Análise comparativa das duas principais estratégias de sucessão patrimonial para famílias e produtores rurais do MT — e como escolher a mais adequada para o seu caso.
Inventário: o caminho tradicional e seus custos ocultos
O inventário é o procedimento legal obrigatório para transferir bens de uma pessoa falecida para seus herdeiros. Em Mato Grosso, pode ser feito de forma judicial — no Fórum — ou extrajudicial — no cartório, quando não há herdeiros menores ou incapazes e todos concordam com a partilha.
O problema é que mesmo o inventário extrajudicial envolve custos elevados: ITCMD (até 8% em MT), honorários advocatícios, taxas cartorárias e ITBI no caso de imóveis. Para um patrimônio de R$ 2 milhões, os custos podem ultrapassar R$ 200.000.
Holding Familiar: planejamento que transforma o custo em investimento
Com a Holding Familiar, a transferência do patrimônio para os herdeiros se dá pela simples transmissão de cotas societárias — sem inventário, sem ITCMD sobre o valor total dos bens e sem anos de espera.

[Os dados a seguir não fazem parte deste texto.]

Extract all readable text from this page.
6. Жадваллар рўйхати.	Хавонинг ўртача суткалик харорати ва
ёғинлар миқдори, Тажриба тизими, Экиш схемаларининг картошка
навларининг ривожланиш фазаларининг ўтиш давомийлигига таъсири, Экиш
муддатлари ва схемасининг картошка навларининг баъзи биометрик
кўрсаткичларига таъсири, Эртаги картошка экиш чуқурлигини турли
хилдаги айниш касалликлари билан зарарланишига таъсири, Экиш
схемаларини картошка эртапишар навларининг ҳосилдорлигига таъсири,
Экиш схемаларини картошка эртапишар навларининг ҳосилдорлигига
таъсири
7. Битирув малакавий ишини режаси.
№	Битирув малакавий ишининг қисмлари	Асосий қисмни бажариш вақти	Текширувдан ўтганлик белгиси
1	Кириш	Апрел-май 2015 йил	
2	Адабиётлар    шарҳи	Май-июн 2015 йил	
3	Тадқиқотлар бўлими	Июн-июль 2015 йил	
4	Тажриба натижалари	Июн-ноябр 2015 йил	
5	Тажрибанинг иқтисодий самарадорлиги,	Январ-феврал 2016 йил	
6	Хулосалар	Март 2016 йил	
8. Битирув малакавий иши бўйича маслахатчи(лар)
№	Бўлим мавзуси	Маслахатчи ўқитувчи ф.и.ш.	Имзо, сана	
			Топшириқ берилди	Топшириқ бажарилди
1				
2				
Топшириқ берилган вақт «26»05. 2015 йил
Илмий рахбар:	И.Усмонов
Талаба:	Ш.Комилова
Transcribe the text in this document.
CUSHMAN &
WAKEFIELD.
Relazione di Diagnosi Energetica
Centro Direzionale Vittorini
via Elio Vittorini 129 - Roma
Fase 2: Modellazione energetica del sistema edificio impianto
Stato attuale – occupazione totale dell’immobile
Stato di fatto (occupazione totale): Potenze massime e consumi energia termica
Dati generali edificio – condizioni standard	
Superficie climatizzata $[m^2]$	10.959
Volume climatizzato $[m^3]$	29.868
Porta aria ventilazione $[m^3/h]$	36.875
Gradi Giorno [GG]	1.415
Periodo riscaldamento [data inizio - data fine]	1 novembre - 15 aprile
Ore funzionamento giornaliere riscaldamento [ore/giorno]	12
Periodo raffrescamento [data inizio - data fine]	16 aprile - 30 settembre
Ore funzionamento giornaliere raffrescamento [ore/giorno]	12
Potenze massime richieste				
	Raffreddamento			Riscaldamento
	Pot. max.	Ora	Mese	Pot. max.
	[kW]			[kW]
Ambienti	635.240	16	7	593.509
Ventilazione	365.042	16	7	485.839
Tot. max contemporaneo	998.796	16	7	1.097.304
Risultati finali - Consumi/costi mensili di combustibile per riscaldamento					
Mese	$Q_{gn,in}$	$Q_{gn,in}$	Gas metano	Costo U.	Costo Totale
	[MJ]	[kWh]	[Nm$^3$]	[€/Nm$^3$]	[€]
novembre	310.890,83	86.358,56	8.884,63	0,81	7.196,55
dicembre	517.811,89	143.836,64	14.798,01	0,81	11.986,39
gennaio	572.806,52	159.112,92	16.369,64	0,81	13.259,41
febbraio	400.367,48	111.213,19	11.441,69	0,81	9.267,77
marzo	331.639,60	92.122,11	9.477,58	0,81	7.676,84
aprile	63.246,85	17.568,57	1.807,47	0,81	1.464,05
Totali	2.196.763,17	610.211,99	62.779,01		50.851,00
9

O custo de constituição da holding é um investimento pontual. Para um patrimônio equivalente, a economia pode ser de 60% a 80% em relação ao inventário tradicional, além de garantir continuidade imediata dos negócios e das operações rurais em Mato Grosso.
Qual escolher? Depende do momento em que você está
Se o falecimento já ocorreu, o inventário é o caminho. Se o planejamento é feito em vida, a Holding Familiar é quase sempre a opção mais vantajosa para famílias com patrimônio acima de dois imóveis ou com atividade rural no sudoeste do MT.
A recomendação do Dr. Weder de Lacerda Silva, que atua em Pontes e Lacerda/MT com especialização em ambas as áreas, é clara: não espere o momento da crise para planejar. O planejamento feito hoje protege o que você construiu e garante que as próximas gerações recebam o legado de forma íntegra.